Fisgoneando en la tienda de un anticuario de Estella vi una banqueta rara. “¿Qué es?”, pregunté al dueño. “Un taca-taca de hace doscientos años”, respondió. Luego me mostró un arcón que tenía trescientos cincuenta, y una tinaja adornada con la estrella de David a la que se le calculaban setecientos. “Debió de pertenecer a una de las familias que expulsaron del pueblo allá por el siglo XIV –dijo–. Un predicador cristiano calentó las cascos a la gente y los judíos tuvieron que escapar por piernas”. Días más tarde, en Azuelo, el escritor José María Iturralde me llevó a ver la iglesia del pueblo: diez siglos, mil años. Luego fue el edificio de los templarios de Torres del Río, y el casco urbano de Ujué o Uxue, medieval hasta en los detalles más inefables: el humo de las chimeneas parecía del siglo X; el olor a carne asada, del XII; el incienso que perfumaba la iglesia de Santa María, de la época del rey que la mandó erigir, Carlos II. A medio kilómetro de la iglesia, más pasado, taza y media: los restos de un templo romano dedicado a Júpiter.

Las impresiones repetidas me empujaron a una regresión, y me vi de pronto transitando por el pasado, moviéndome por él como pez en el agua. Lo mismo oía, o creía oír, una nana sefardí, que el crepitar de las llamas que destruían una cosecha durante la llamada guerra civil navarra de 1451. Empecé a sentirme feliz. La excursión estaba resultando doble, y la parte metafísica me gustaba mucho.

Pero las ilusiones no duran, y también la mía se deshizo. Ocurrió en Olite, durante la visita que, formando parte de un grupo, realicé al castillo, insignia y orgullo de la localidad. La mujer que hacía de guía reclamaba de vez en cuando nuestra atención y nos contaba los detalles: “El castillo es del siglo XIV, y lo construyó uno de los reyes más importantes del reino, Carlos III. Había nacido en Francia, y no quiso que faltaran en su residencia faltaran los lujos y caprichos que había visto en su país. De ahí el jardín interior, o el recinto para pájaros exóticos”. Todos los del grupo mirábamos en silencio hacia los lugares que ella nos señalaba, y seguíamos adelante.

Subimos por unas escaleras de piedra, y alcanzamos las almenas de una torre. La guía nos instó entonces a mirar hacia una especie de socavón que quedaba fuera del castillo, en una zona sombría. Dijo que se trataba del frigorífico de Carlos III. “En invierno la llenaban de nieve, y ahí metían la carne y el pescado. Al parecer, el frío se mantenía durante todo el año”. Todos sacamos la cabeza para mirar mejor. No había allí chuletas o besugos congelados, sino zarzas y pedruscos.

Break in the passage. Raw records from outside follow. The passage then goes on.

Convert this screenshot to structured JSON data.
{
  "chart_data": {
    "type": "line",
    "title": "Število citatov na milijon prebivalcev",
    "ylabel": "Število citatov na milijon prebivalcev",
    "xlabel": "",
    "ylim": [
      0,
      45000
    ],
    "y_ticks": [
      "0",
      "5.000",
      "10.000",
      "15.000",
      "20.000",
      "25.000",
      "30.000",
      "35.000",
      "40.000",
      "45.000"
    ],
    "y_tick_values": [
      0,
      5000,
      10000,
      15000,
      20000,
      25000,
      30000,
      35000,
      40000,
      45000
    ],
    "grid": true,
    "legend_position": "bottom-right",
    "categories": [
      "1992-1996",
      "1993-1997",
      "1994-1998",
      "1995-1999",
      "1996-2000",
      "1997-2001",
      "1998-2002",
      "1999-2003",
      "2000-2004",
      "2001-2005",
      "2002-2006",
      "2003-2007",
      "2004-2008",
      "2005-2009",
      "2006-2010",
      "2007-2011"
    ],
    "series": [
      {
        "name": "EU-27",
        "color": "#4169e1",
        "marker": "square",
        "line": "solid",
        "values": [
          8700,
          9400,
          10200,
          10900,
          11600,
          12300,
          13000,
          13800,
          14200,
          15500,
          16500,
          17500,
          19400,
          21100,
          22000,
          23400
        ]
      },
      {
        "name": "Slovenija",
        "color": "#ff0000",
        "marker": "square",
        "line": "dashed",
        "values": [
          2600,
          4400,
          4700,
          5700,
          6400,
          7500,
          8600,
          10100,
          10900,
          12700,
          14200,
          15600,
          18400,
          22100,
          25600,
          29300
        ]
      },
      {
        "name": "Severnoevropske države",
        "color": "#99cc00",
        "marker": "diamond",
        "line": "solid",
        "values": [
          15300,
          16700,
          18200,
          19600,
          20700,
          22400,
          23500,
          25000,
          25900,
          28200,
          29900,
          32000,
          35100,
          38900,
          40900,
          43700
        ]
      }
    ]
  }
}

Nadie comentó nada, y yo tampoco.

“¡Mirad!”, gritó de pronto una persona del grupo. “¡Como en aquel anuncio de Fairy!”

Lo aclaro para los que no frecuentan la cocina o la fregadera: responde al nombre de Fairy un detergente líquido que “acaba con toda la grasa y deja la vajilla brillante”, muy popular en España gracias a un anuncio que mostraba una mesa muy larga con dos filas de platos blanquísimos. Aquello era, justamente, lo que en aquel momento estábamos viendo desde la almena. Una mesa muy larga con dos filas de platos blanquísimos. De ahí la asociación.

El grupo se animó al instante. Había estado a punto de ahogarse en las aguas del pasado, pero la boya –Fairy– les había rescatado dejándoles de nuevo en el presente, en la playa cotidiana. Alguien contó una anécdota, y a la anécdota le siguió un comentario sobre los males de la publicidad; al comentario, una discusión sobre las ganancias de la televisión y la crisis económica. Nadie parecía interesado en el frigorífico de Carlos III.

Es tontería pensar que podemos andar por el pasado como peces en el agua. Andamos, en todo caso, como corchos, y cualquier excusa sirve para la remontada hacia la superficie, que es el hoy, que es el presente.